- Church: Roman Catholic Church
- See: Archdiocese of Gatineau
- In office: 2011–present
- Predecessor: Roger Ébacher
- Previous post: Bishop of Alexandria-Cornwall

Orders
- Ordination: July 2, 1982
- Consecration: March 14, 1997 by Jean-Louis Plouffe
- Rank: Archbishop

Personal details
- Born: May 28, 1954 (age 72) Windsor, Ontario, Canada
- Coat of arms: Paul-André Durocher's coat of arms

= Paul-André Durocher =

Paul-André Durocher (born May 28, 1954) is a Canadian bishop of the Roman Catholic Church.

==Life and career==
Paul-André Durocher was born in Windsor, Ontario, on May 28, 1954. He was ordained a priest for the Roman Catholic Diocese of Timmins, Ontario, on July 2, 1982.

Pope John Paul II appointed Durocher Auxiliary Bishop of Sault Sainte Marie, Ontario, on January 20, 1997, and designated him as the titular bishop of Ausuaga.

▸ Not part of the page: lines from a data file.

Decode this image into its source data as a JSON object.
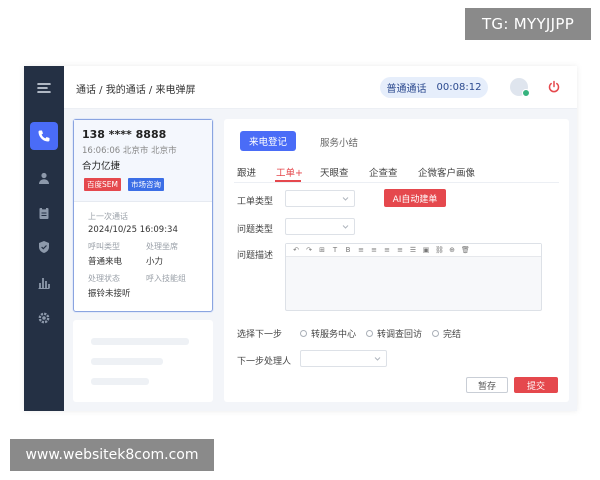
{
  "watermarks": {
    "telegram": "TG: MYYJJPP",
    "site": "www.websitek8com.com"
  },
  "colors": {
    "sidebar_bg": "#243044",
    "accent_blue": "#4a6cf7",
    "accent_red": "#e5484d",
    "status_online": "#36b37e"
  },
  "sidebar": {
    "items": [
      {
        "icon": "menu-icon",
        "active": false
      },
      {
        "icon": "phone-icon",
        "active": true
      },
      {
        "icon": "user-icon",
        "active": false
      },
      {
        "icon": "clipboard-icon",
        "active": false
      },
      {
        "icon": "shield-check-icon",
        "active": false
      },
      {
        "icon": "bar-chart-icon",
        "active": false
      },
      {
        "icon": "gear-icon",
        "active": false
      }
    ]
  },
  "header": {
    "breadcrumb": "通话 / 我的通话 / 来电弹屏",
    "call_type": "普通通话",
    "call_timer": "00:08:12"
  },
  "caller": {
    "phone": "138 **** 8888",
    "meta": "16:06:06  北京市 北京市",
    "company": "合力亿捷",
    "tags": [
      "百度SEM",
      "市场咨询"
    ],
    "last_call_label": "上一次通话",
    "last_call_time": "2024/10/25  16:09:34",
    "call_type_label": "呼叫类型",
    "call_type_value": "普通来电",
    "handler_label": "处理坐席",
    "handler_value": "小力",
    "status_label": "处理状态",
    "status_value": "振铃未接听",
    "skill_group_label": "呼入技能组",
    "skill_group_value": ""
  },
  "panel": {
    "tabs": [
      "来电登记",
      "服务小结"
    ],
    "subtabs": [
      "跟进",
      "工单+",
      "天眼查",
      "企查查",
      "企微客户画像"
    ],
    "form": {
      "ticket_type_label": "工单类型",
      "issue_type_label": "问题类型",
      "ai_button": "AI自动建单",
      "issue_desc_label": "问题描述",
      "next_step_label": "选择下一步",
      "next_step_options": [
        "转服务中心",
        "转调查回访",
        "完结"
      ],
      "next_handler_label": "下一步处理人"
    },
    "editor_tools": [
      "↶",
      "↷",
      "⊞",
      "T",
      "B",
      "≡",
      "≡",
      "≡",
      "≡",
      "☰",
      "▣",
      "⛓",
      "⊕",
      "🗑"
    ],
    "save_label": "暂存",
    "submit_label": "提交"
  }
}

Durocher's episcopal consecration took place on March 14, 1997, with Bishop Jean-Louis Plouffe as the principal consecrator.

On April 27, 2002, Durocher was appointed Bishop of Alexandria-Cornwall, Ontario.

On October 12, 2011, Pope Benedict XVI appointed Durocher as Archbishop of Gatineau, Quebec. Archbishop Durocher was installed on November 30, 2011. He participated in the Third Extraordinary General Assembly of the Synod of Bishops, where he advocated the ordination of women to the diaconate.